In a speech last month at Liberty University, where President Jerry Falwell Jr. was an early and vocal supporter of Trump’s candidacy, Reed laid out the evangelical case for the then-Republican presidential nominee: chiefly, his turnaround on abortion, his pledge to appoint conservative Supreme Court judges and his expressed support for religious liberty.

Those are themes evangelicals echoed in discussing their support for—and expectations of—the president-elect both before and after Tuesday’s election results were in.

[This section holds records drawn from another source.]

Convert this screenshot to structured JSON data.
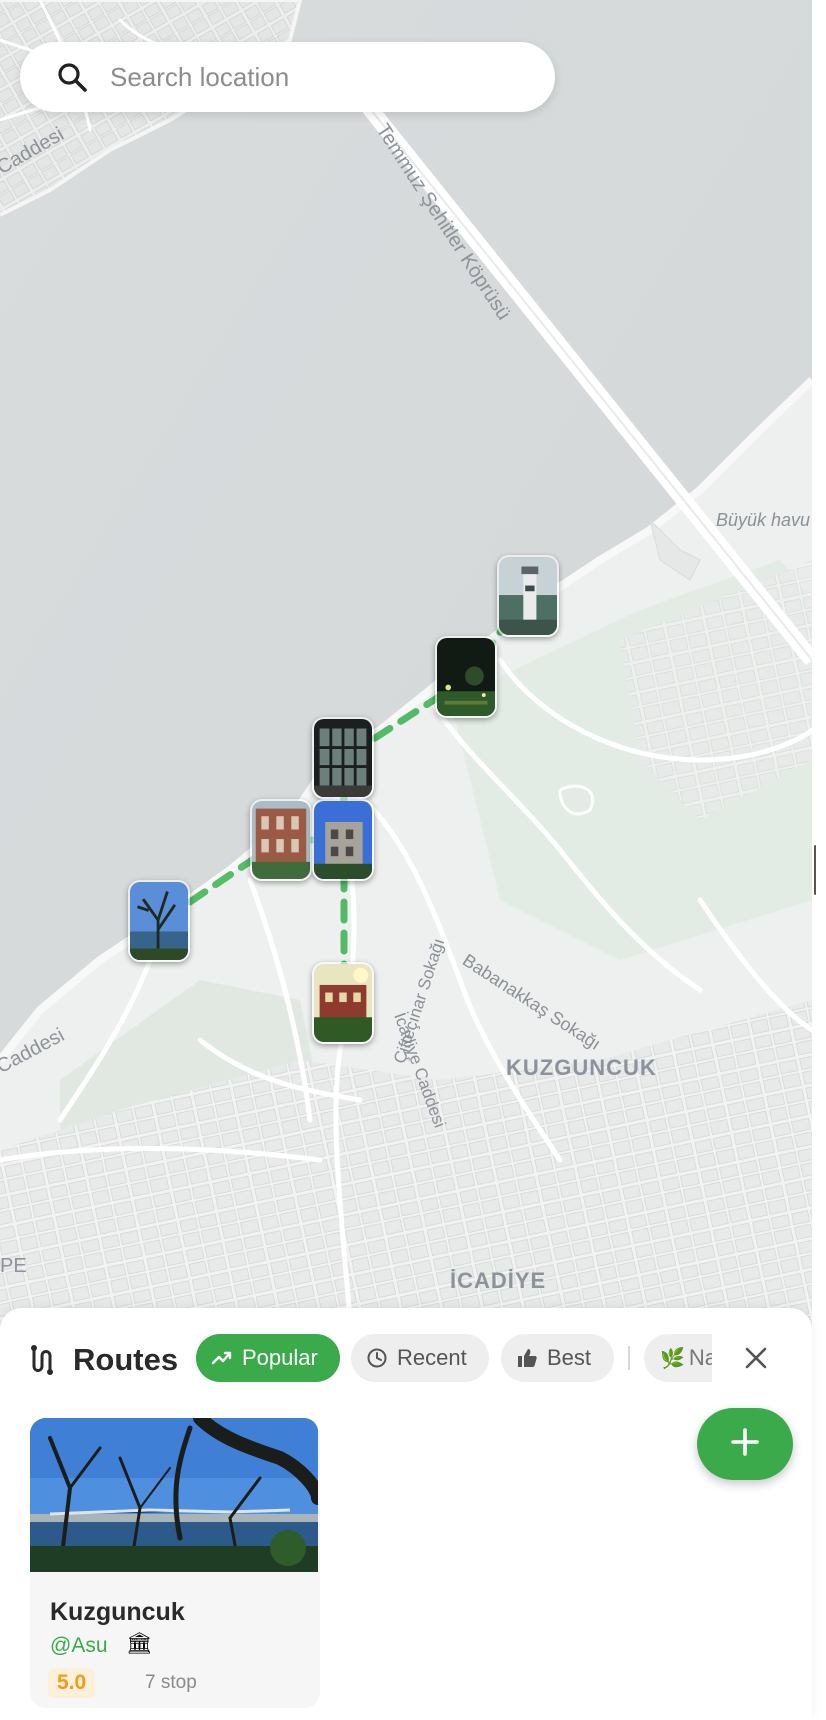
{
  "search": {
    "placeholder": "Search location",
    "icon": "search-icon"
  },
  "map": {
    "labels": {
      "bridge": "Temmuz Şehitler Köprüsü",
      "caddesi_top": "Caddesi",
      "caddesi_bottom": "Caddesi",
      "buyuk": "Büyük havu",
      "babanakkas": "Babanakkaş Sokağı",
      "kuzguncuk": "KUZGUNCUK",
      "icadiye": "İCADİYE",
      "pe": "PE",
      "icadiye_caddesi": "İcadiye Caddesi",
      "ciftecinar": "Çifteçınar Sokağı"
    },
    "markers": [
      {
        "id": "stop-1",
        "photo": "lighthouse"
      },
      {
        "id": "stop-2",
        "photo": "night-garden"
      },
      {
        "id": "stop-3",
        "photo": "window-interior"
      },
      {
        "id": "stop-4",
        "photo": "brick-building"
      },
      {
        "id": "stop-5",
        "photo": "blue-house"
      },
      {
        "id": "stop-6",
        "photo": "tree-bosphorus"
      },
      {
        "id": "stop-7",
        "photo": "red-house"
      }
    ],
    "route_color": "#4cb860"
  },
  "sheet": {
    "title": "Routes",
    "filters": [
      {
        "label": "Popular",
        "icon": "trending-up-icon",
        "active": true
      },
      {
        "label": "Recent",
        "icon": "clock-icon",
        "active": false
      },
      {
        "label": "Best",
        "icon": "thumbs-up-icon",
        "active": false
      },
      {
        "label": "Na",
        "icon": "leaf-icon",
        "active": false
      }
    ],
    "card": {
      "title": "Kuzguncuk",
      "author": "@Asu",
      "badge": "🏛",
      "rating": "5.0",
      "stops": "7 stop"
    }
  },
  "colors": {
    "accent": "#3aaa4a",
    "rating_bg": "#fdf0db",
    "rating_fg": "#f29b14"
  }
}
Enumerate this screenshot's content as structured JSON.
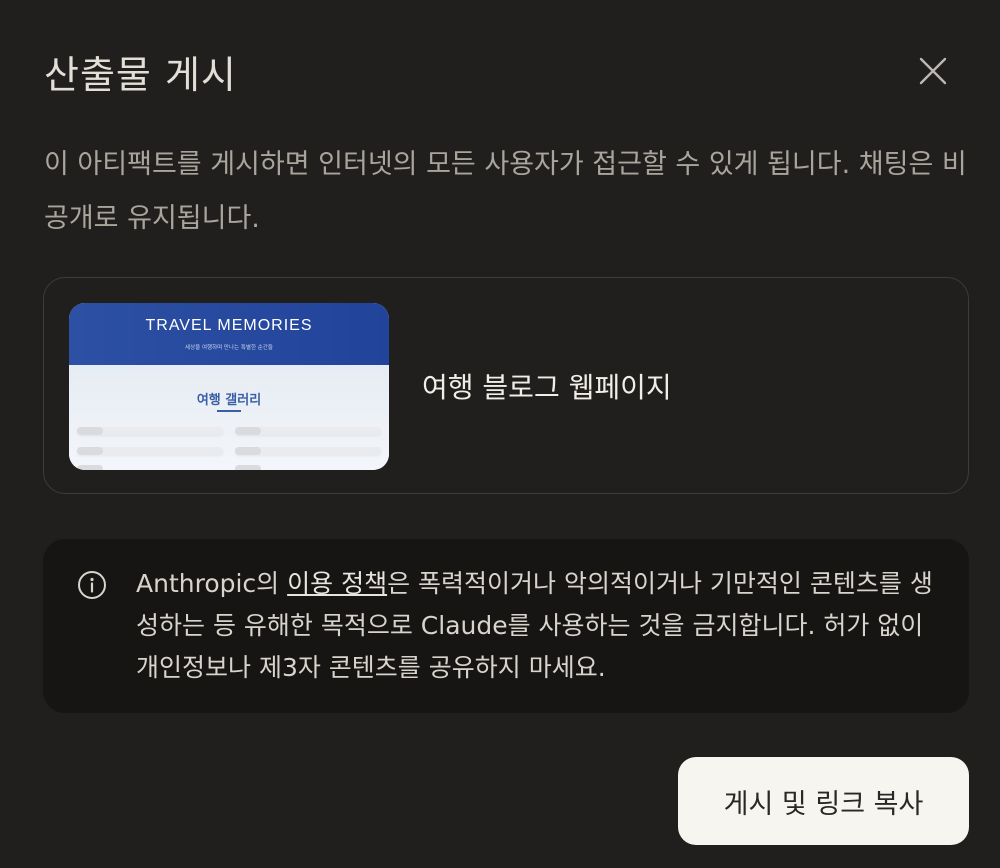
{
  "dialog": {
    "title": "산출물 게시",
    "description": "이 아티팩트를 게시하면 인터넷의 모든 사용자가 접근할 수 있게 됩니다. 채팅은 비공개로 유지됩니다.",
    "close_icon": "close-icon"
  },
  "artifact": {
    "name": "여행 블로그 웹페이지",
    "thumbnail": {
      "title": "TRAVEL MEMORIES",
      "subtitle": "세상을 여행하며 만나는 특별한 순간들",
      "gallery_heading": "여행 갤러리",
      "header_color": "#2c50a4"
    }
  },
  "notice": {
    "icon": "info-icon",
    "prefix": "Anthropic의 ",
    "link_text": "이용 정책",
    "suffix": "은 폭력적이거나 악의적이거나 기만적인 콘텐츠를 생성하는 등 유해한 목적으로 Claude를 사용하는 것을 금지합니다. 허가 없이 개인정보나 제3자 콘텐츠를 공유하지 마세요."
  },
  "actions": {
    "publish_label": "게시 및 링크 복사"
  },
  "colors": {
    "background": "#201f1e",
    "notice_bg": "#161514",
    "button_bg": "#f7f5ef"
  }
}
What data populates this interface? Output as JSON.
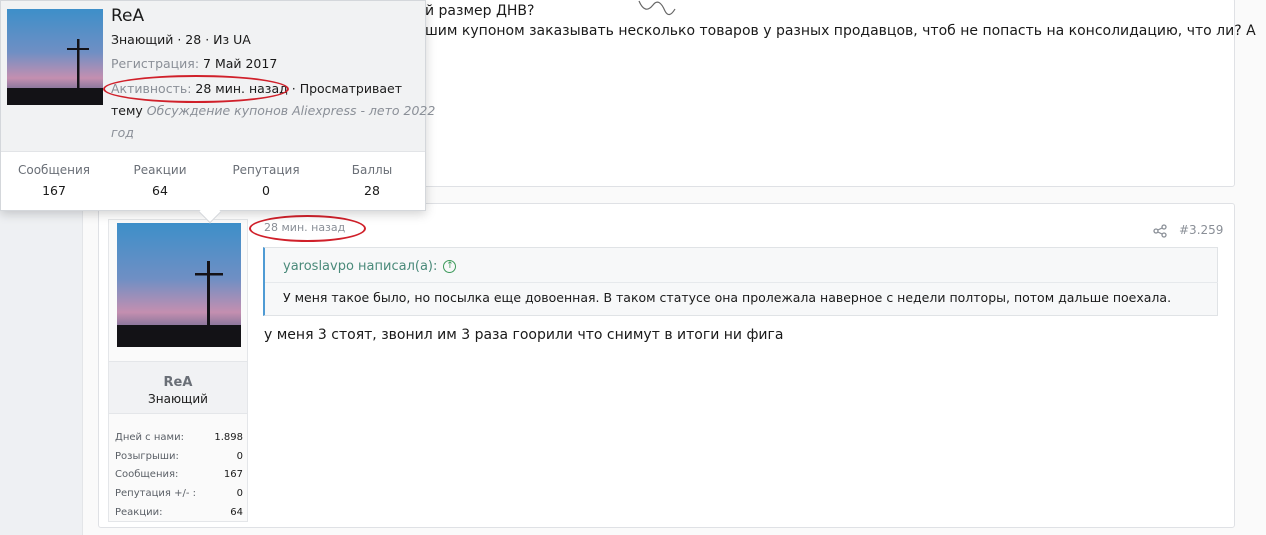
{
  "prev_post": {
    "line1": "й размер ДНВ?",
    "line2": "шим купоном заказывать несколько товаров у разных продавцов, чтоб не попасть на консолидацию, что ли? А"
  },
  "tooltip": {
    "name": "ReA",
    "info": "Знающий · 28 · Из UA",
    "reg_label": "Регистрация:",
    "reg_value": "7 Май 2017",
    "activity_label": "Активность:",
    "activity_value": "28 мин. назад",
    "activity_suffix": "· Просматривает",
    "topic_prefix": "тему",
    "topic_link": "Обсуждение купонов Aliexpress - лето 2022",
    "topic_link_cont": "год",
    "stats": [
      {
        "label": "Сообщения",
        "value": "167"
      },
      {
        "label": "Реакции",
        "value": "64"
      },
      {
        "label": "Репутация",
        "value": "0"
      },
      {
        "label": "Баллы",
        "value": "28"
      }
    ]
  },
  "post": {
    "time": "28 мин. назад",
    "number": "#3.259",
    "quote_author": "yaroslavpo написал(а):",
    "quote_text": "У меня такое было, но посылка еще довоенная. В таком статусе она пролежала наверное с недели полторы, потом дальше поехала.",
    "body": "у меня 3 стоят, звонил им 3 раза гоорили что снимут в итоги ни фига"
  },
  "user": {
    "name": "ReA",
    "title": "Знающий",
    "stats": [
      {
        "label": "Дней с нами:",
        "value": "1.898"
      },
      {
        "label": "Розыгрыши:",
        "value": "0"
      },
      {
        "label": "Сообщения:",
        "value": "167"
      },
      {
        "label": "Репутация +/- :",
        "value": "0"
      },
      {
        "label": "Реакции:",
        "value": "64"
      }
    ]
  },
  "icons": {
    "share": "share-icon",
    "quote_up": "arrow-up-circle-icon"
  },
  "colors": {
    "highlight_ellipse": "#d0202a",
    "quote_accent": "#4f9bd4"
  }
}
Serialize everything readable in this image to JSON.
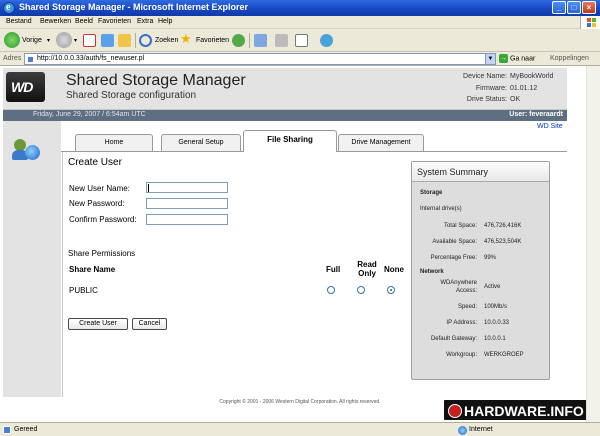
{
  "window": {
    "title": "Shared Storage Manager - Microsoft Internet Explorer",
    "controls": {
      "minimize": "_",
      "maximize": "□",
      "close": "×"
    }
  },
  "menu": [
    "Bestand",
    "Bewerken",
    "Beeld",
    "Favorieten",
    "Extra",
    "Help"
  ],
  "toolbar": {
    "back": "Vorige",
    "search": "Zoeken",
    "favorites": "Favorieten"
  },
  "address": {
    "label": "Adres",
    "url": "http://10.0.0.33/auth/fs_newuser.pl",
    "go": "Ga naar",
    "links": "Koppelingen"
  },
  "header": {
    "logo": "WD",
    "title": "Shared Storage Manager",
    "subtitle": "Shared Storage configuration",
    "device_name_label": "Device Name:",
    "device_name": "MyBookWorld",
    "firmware_label": "Firmware:",
    "firmware": "01.01.12",
    "drive_status_label": "Drive Status:",
    "drive_status": "OK",
    "date": "Friday, June 29, 2007 / 6:54am UTC",
    "user": "User: feveraardt",
    "wd_site": "WD Site"
  },
  "tabs": [
    "Home",
    "General Setup",
    "File Sharing",
    "Drive Management"
  ],
  "active_tab": "File Sharing",
  "form": {
    "heading": "Create User",
    "username_label": "New User Name:",
    "password_label": "New Password:",
    "confirm_label": "Confirm Password:",
    "username_value": "",
    "password_value": "",
    "confirm_value": ""
  },
  "permissions": {
    "heading": "Share Permissions",
    "col_share": "Share Name",
    "col_full": "Full",
    "col_readonly_1": "Read",
    "col_readonly_2": "Only",
    "col_none": "None",
    "rows": [
      {
        "share": "PUBLIC",
        "selected": "None"
      }
    ]
  },
  "buttons": {
    "create": "Create User",
    "cancel": "Cancel"
  },
  "summary": {
    "title": "System Summary",
    "storage_label": "Storage",
    "drives_label": "Internal drive(s)",
    "total_label": "Total Space:",
    "total": "476,726,416K",
    "available_label": "Available Space:",
    "available": "476,523,504K",
    "free_label": "Percentage Free:",
    "free": "99%",
    "network_label": "Network",
    "wdanywhere_label_1": "WDAnywhere",
    "wdanywhere_label_2": "Access:",
    "wdanywhere": "Active",
    "speed_label": "Speed:",
    "speed": "100Mb/s",
    "ip_label": "IP Address:",
    "ip": "10.0.0.33",
    "gateway_label": "Default Gateway:",
    "gateway": "10.0.0.1",
    "workgroup_label": "Workgroup:",
    "workgroup": "WERKGROEP"
  },
  "copyright": "Copyright © 2001 - 2006 Western Digital Corporation. All rights reserved.",
  "watermark": "HARDWARE.INFO",
  "status": {
    "text": "Gereed",
    "zone": "Internet"
  }
}
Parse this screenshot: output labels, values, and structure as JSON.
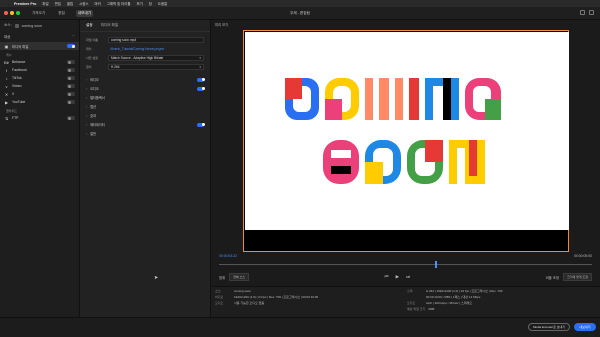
{
  "menubar": {
    "app": "Premiere Pro",
    "items": [
      "파일",
      "편집",
      "클립",
      "시퀀스",
      "마커",
      "그래픽 및 타이틀",
      "보기",
      "창",
      "도움말"
    ],
    "clock": "10월 17일 (목) 오후 2:56"
  },
  "header": {
    "tabs": [
      "가져오기",
      "편집",
      "내보내기"
    ],
    "active_tab": 2,
    "project_title": "무제 - 편집됨"
  },
  "left_panel": {
    "source_label": "소스:",
    "source_name": "coming soon",
    "section": "대상",
    "items": [
      {
        "label": "미디어 파일",
        "icon": "film-icon",
        "on": true,
        "selected": true
      }
    ],
    "social_label": "게시",
    "social": [
      {
        "label": "Behance",
        "icon": "behance-icon",
        "on": false
      },
      {
        "label": "Facebook",
        "icon": "facebook-icon",
        "on": false
      },
      {
        "label": "TikTok",
        "icon": "tiktok-icon",
        "on": false
      },
      {
        "label": "Vimeo",
        "icon": "vimeo-icon",
        "on": false
      },
      {
        "label": "X",
        "icon": "x-icon",
        "on": false
      },
      {
        "label": "YouTube",
        "icon": "youtube-icon",
        "on": false
      }
    ],
    "other_label": "클라우드",
    "other": [
      {
        "label": "FTP",
        "icon": "ftp-icon",
        "on": false
      }
    ]
  },
  "mid_panel": {
    "tabs": [
      "설정",
      "미디어 파일"
    ],
    "file_name_label": "파일 이름",
    "file_name": "coming soon.mp4",
    "location_label": "위치",
    "location": "/Users/_Tutorial/Coming Home project",
    "preset_label": "사전 설정",
    "preset": "Match Source - Adaptive High Bitrate",
    "format_label": "형식",
    "format": "H.264",
    "sections": [
      {
        "label": "비디오",
        "on": true
      },
      {
        "label": "오디오",
        "on": true
      },
      {
        "label": "멀티플렉서",
        "on": false
      },
      {
        "label": "캡션",
        "on": false
      },
      {
        "label": "효과",
        "on": false
      },
      {
        "label": "메타데이터",
        "on": true
      },
      {
        "label": "일반",
        "on": false
      }
    ]
  },
  "preview": {
    "title": "미리 보기",
    "timecode_in": "00:00:03:22",
    "timecode_out": "00:00:05:00",
    "range_label": "범위",
    "range_value": "전체 소스",
    "scale_label": "비율 조정",
    "scale_value": "크기에 맞게 조정",
    "playhead_pct": 0.58
  },
  "summary": {
    "source_label": "소스:",
    "source_name": "coming soon",
    "video_label": "비디오",
    "video": "1920x1200 (1.0) | 24 fps | Rec. 709 | 프로그레시브 | 00:00:10:00",
    "audio_label": "오디오",
    "audio": "사용 가능한 오디오 없음",
    "output_label": "출력",
    "out_video": "H.264 | 1920x1200 (1.0) | 24 fps | 프로그레시브 | Rec. 709",
    "out_hw": "00:00:10:00 | VBR | 1패스 | 대상 12 Mbps",
    "out_audio_label": "오디오",
    "out_audio": "AAC | 320 kbps | 48 kHz | 스테레오",
    "size_label": "예상 파일 크기",
    "size": "2MB"
  },
  "bottom": {
    "media_encoder": "Media Encoder로 보내기",
    "export": "내보내기"
  },
  "colors": {
    "accent": "#2a6ef2",
    "preview_border": "#f08a3c"
  }
}
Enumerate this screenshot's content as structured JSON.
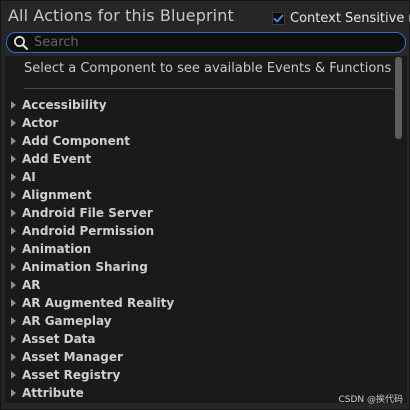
{
  "header": {
    "title": "All Actions for this Blueprint",
    "context_sensitive_label": "Context Sensitive",
    "context_sensitive_checked": true
  },
  "search": {
    "placeholder": "Search",
    "value": ""
  },
  "list": {
    "hint": "Select a Component to see available Events & Functions",
    "items": [
      "Accessibility",
      "Actor",
      "Add Component",
      "Add Event",
      "AI",
      "Alignment",
      "Android File Server",
      "Android Permission",
      "Animation",
      "Animation Sharing",
      "AR",
      "AR Augmented Reality",
      "AR Gameplay",
      "Asset Data",
      "Asset Manager",
      "Asset Registry",
      "Attribute"
    ]
  },
  "watermark": "CSDN @挨代码",
  "colors": {
    "accent": "#2f6fd1",
    "background": "#262626",
    "list_background": "#1a1a1a"
  },
  "icons": {
    "search": "search-icon",
    "checkbox_check": "checkmark-icon",
    "context_arrow": "chevron-right-icon",
    "item_caret": "caret-right-icon"
  }
}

In the days before the election, Franklin Graham stressed that evangelicals were concerned about who would fill the Supreme Court vacancy left by the late Justice Antonin Scalia.

“I think this election is not about his potty mouth or her missing emails,” Graham told RNS on November 3.

“It comes down to the Supreme Court, and who do you trust to appoint to the Supreme Court? Hillary Clinton says she will appoint progressives, and basically progressives are people that are atheists.”

After the vote, Ronnie Floyd, senior pastor of Cross Church in Arkansas, called Trump’s releasing a list of possible nominees for Scalia’s seat a “brilliant” move.

Floyd, a past president of the Southern Baptist Convention and a member of Trump’s evangelical advisory committee, said he believes that within Trump’s first few days in office, he will nominate somebody who is “very conservative, a strict constitutionalist,” to the court.

“The first 100 days he is president, I think he will think about this: . . .‘I’m a business leader, I’ve been given a job, I’m going to get this job done,'” he said.

Anti-abortion activists expect a Trump presidency to defund Planned Parenthood and strengthen the Hyde Amendment, a provision that limits certain federal funding for abortions and which the Democratic platform this year wanted to repeal.

Penny Nance of Concerned Women for America Legislative Action Committee said she did not support Trump in the primary, but overcoming “the rockiness in our relationship” had helped Trump understand them better.

“Now, with clarity, we can stand up and say, ‘This is what he thinks on our core issues,’ ‘This is what he has agreed to.’ He has agreed to pro-life justices and judges. He has agreed to the Hyde Amendment when Hillary Clinton said the opposite. He understands that we want to shift funding from the nation’s largest abortion provider,” she said.

Marjorie Dannenfelser of Susan B. Anthony List said the anti-abortion rights movement has been re-energized since the last election through grassroots efforts.

“That’s why we’re poised to really believe all of the very specific promises that Donald Trump made,” she told reporters in Washington.

Evangelicals also expect Trump will not require businesses to serve LGBT customers, said Michael Wear, who did faith outreach for President Obama’s re-election campaign.

The Rev. Samuel Rodriguez, president of the National Hispanic Christian Leadership Conference, said, “The idea that the evangelical community was walking in lockstep with anything and everything Trump said and did is totally erroneous.”

At the same time, Rodriguez said evangelicals have an “unbridled spirit of expectancy” that the president-elect will act on the issues that matter to them.